DataSetter helps you to create datasets with python, and serve them in a HTTP API.
A dataset is a product based on a homogeneous set of data. It is not only a table of data, but also it's associated metadata :
- Name : A unique product name that identifies the product.
- Description : A short explaination of the product : what it contains, how it has been collected, what is can (or cannot) be used for...
- Columns : A description of the product 's components, with column names, types and description.
- Facets : The list of the columns that can be used to filter and/or aggregate data. In large datasets, it can ba a strict subset of the columns.

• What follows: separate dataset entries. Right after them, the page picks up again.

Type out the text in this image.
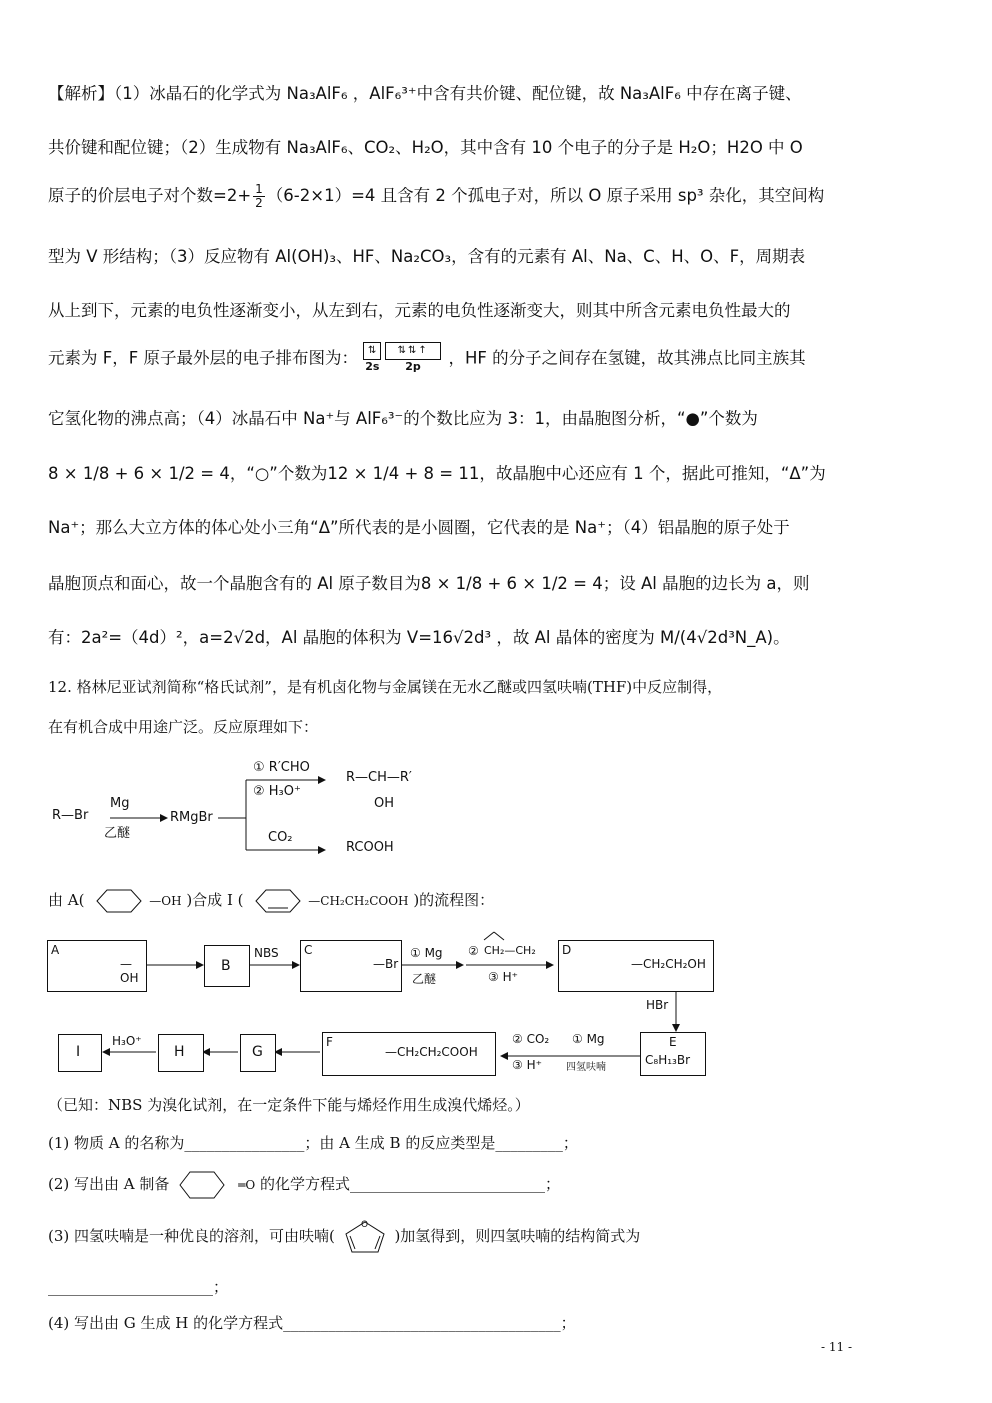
【解析】（1）冰晶石的化学式为 Na₃AlF₆ ，AlF₆³⁺中含有共价键、配位键，故 Na₃AlF₆ 中存在离子键、
共价键和配位键；（2）生成物有 Na₃AlF₆、CO₂、H₂O，其中含有 10 个电子的分子是 H₂O；H2O 中 O
原子的价层电子对个数$=2+ \frac{1}{2} (6-2\times 1)=4$ 且含有 2 个孤电子对，所以 O 原子采用 sp³ 杂化，其空间构
型为 V 形结构；（3）反应物有 Al(OH)₃、HF、Na₂CO₃，含有的元素有 Al、Na、C、H、O、F，周期表
从上到下，元素的电负性逐渐变小，从左到右，元素的电负性逐渐变大，则其中所含元素电负性最大的
元素为 F，F 原子最外层的电子排布图为：	⇅	⇅⇅↑
2s 2p ，HF 的分子之间存在氢键，故其沸点比同主族其
它氢化物的沸点高；（4）冰晶石中 Na⁺与 AlF₆³⁻的个数比应为 3：1，由晶胞图分析，“●”个数为
8 × 1/8 + 6 × 1/2 = 4，“○”个数为12 × 1/4 + 8 = 11，故晶胞中心还应有 1 个，据此可推知，“Δ”为
Na⁺；那么大立方体的体心处小三角“Δ”所代表的是小圆圈，它代表的是 Na⁺；（4）铝晶胞的原子处于
晶胞顶点和面心，故一个晶胞含有的 Al 原子数目为8 × 1/8 + 6 × 1/2 = 4；设 Al 晶胞的边长为 a，则
有：2a²=（4d）²，a=2√2d，Al 晶胞的体积为 V=16√2d³ ，故 Al 晶体的密度为 M/(4√2d³N_A)。
12. 格林尼亚试剂简称“格氏试剂”，是有机卤化物与金属镁在无水乙醚或四氢呋喃(THF)中反应制得，
在有机合成中用途广泛。反应原理如下：
R—Br
Mg
乙醚
RMgBr
① R′CHO
② H₃O⁺
R—CH—R′
OH
CO₂
RCOOH
由 A(	—OH )合成 I (	—CH₂CH₂COOH )的流程图：
A
—OH
B
NBS C
—Br
① Mg
乙醚
② CH₂—CH₂
③ H⁺
D
—CH₂CH₂OH
HBr
E
C₈H₁₃Br
① Mg
四氢呋喃
② CO₂
③ H⁺
F
—CH₂CH₂COOH
G
H
H₃O⁺
I
（已知：NBS 为溴化试剂，在一定条件下能与烯烃作用生成溴代烯烃。）
(1) 物质 A 的名称为________________；由 A 生成 B 的反应类型是_________；
(2) 写出由 A 制备	═O 的化学方程式__________________________；
(3) 四氢呋喃是一种优良的溶剂，可由呋喃(
O
)加氢得到，则四氢呋喃的结构简式为
______________________；
(4) 写出由 G 生成 H 的化学方程式_____________________________________；
- 11 -
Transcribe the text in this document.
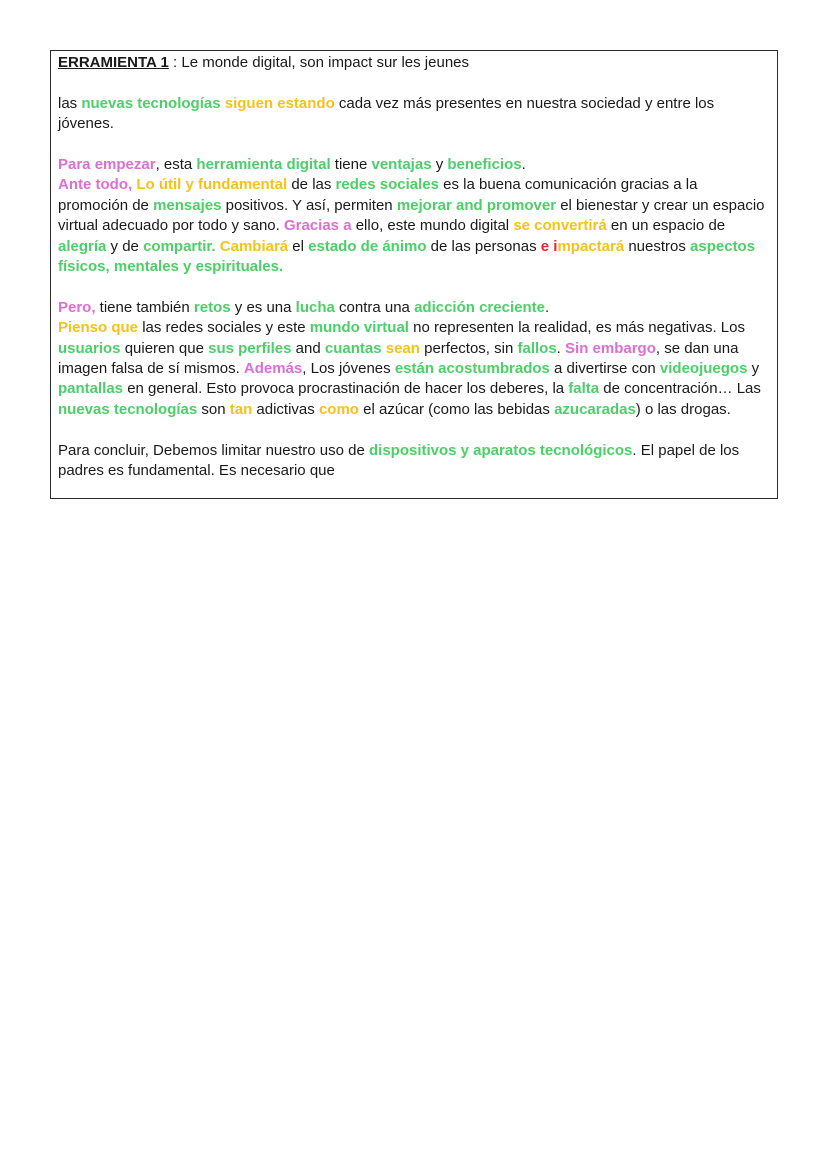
ERRAMIENTA 1 : Le monde digital, son impact sur les jeunes

las nuevas tecnologías siguen estando cada vez más presentes en nuestra sociedad y entre los jóvenes.

Para empezar, esta herramienta digital tiene ventajas y beneficios.
Ante todo, Lo útil y fundamental de las redes sociales es la buena comunicación gracias a la promoción de mensajes positivos. Y así, permiten mejorar and promover el bienestar y crear un espacio virtual adecuado por todo y sano. Gracias a ello, este mundo digital se convertirá en un espacio de alegría y de compartir. Cambiará el estado de ánimo de las personas e impactará nuestros aspectos físicos, mentales y espirituales.

Pero, tiene también retos y es una lucha contra una adicción creciente.
Pienso que las redes sociales y este mundo virtual no representen la realidad, es más negativas. Los usuarios quieren que sus perfiles and cuantas sean perfectos, sin fallos. Sin embargo, se dan una imagen falsa de sí mismos. Además, Los jóvenes están acostumbrados a divertirse con videojuegos y pantallas en general. Esto provoca procrastinación de hacer los deberes, la falta de concentración… Las nuevas tecnologías son tan adictivas como el azúcar (como las bebidas azucaradas) o las drogas.

Para concluir, Debemos limitar nuestro uso de dispositivos y aparatos tecnológicos. El papel de los padres es fundamental. Es necesario que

For example, you can define a dataset based on a pandas.DataFrame
object :
>>> import pandas as pd
>>> from datasetter.pandas_dataset import PandasDataset
>>>
>>> dataframe = pd.DataFrame([
>>> ['A', 'alpha', 1],
>>> ['A', 'beta', 13],
>>> ['A', 'gamma', 8],
>>> ['B', 'alpha', 1],
>>> ['B', 'beta', 31],
>>> ['C', 'gamma', 9],
>>> ['C', 'alpha', 2],
>>> ['D', 'beta', 21],
>>> ['D', 'gamma', 0],
>>> ], columns=['letter', 'greek', 'number'])
>>>
>>> dataset = PandasDataset(
>>> dataframe,
>>> name="Random letters",
>>> description="A simple dataset with letters, greek letters and integers.",
>>> columns=[
>>> {"name": "letter", "type": "string", "description": "A column with letters."},
>>> {"name": "greek", "type": "string", "description": "A column with greek letters."},
>>> {"name": "number", "type": "integer", "description": "A column with numbers."},
>>> ],
>>> facets=['letter', 'greek'])
Then, access it's methods in a standard way :
>>> dataset.count()
9
>>> dataset.count(letter="A")
3
>>> dataset.sample(2, greek="gamma")
letter greek number
2 A gamma 8
5 C gamma 9
>>> dataset.count_by('greek')
alpha 3
beta 3
gamma 3
Name: greek, dtype: int64
>>> dataset.metadata()
{'name': 'Random letters',
'description': 'A simple dataset with letters, greek letters and integers.',
'columns': [{'name': 'letter',
'type': 'string',
'description': 'A column with letters.'},
{'name': 'greek',
'type': 'string',
'description': 'A column with greek letters.'},
{'name': 'number',
'type': 'integer',
'description': 'A column with numbers.'}],
'facets': ['letter', 'greek']}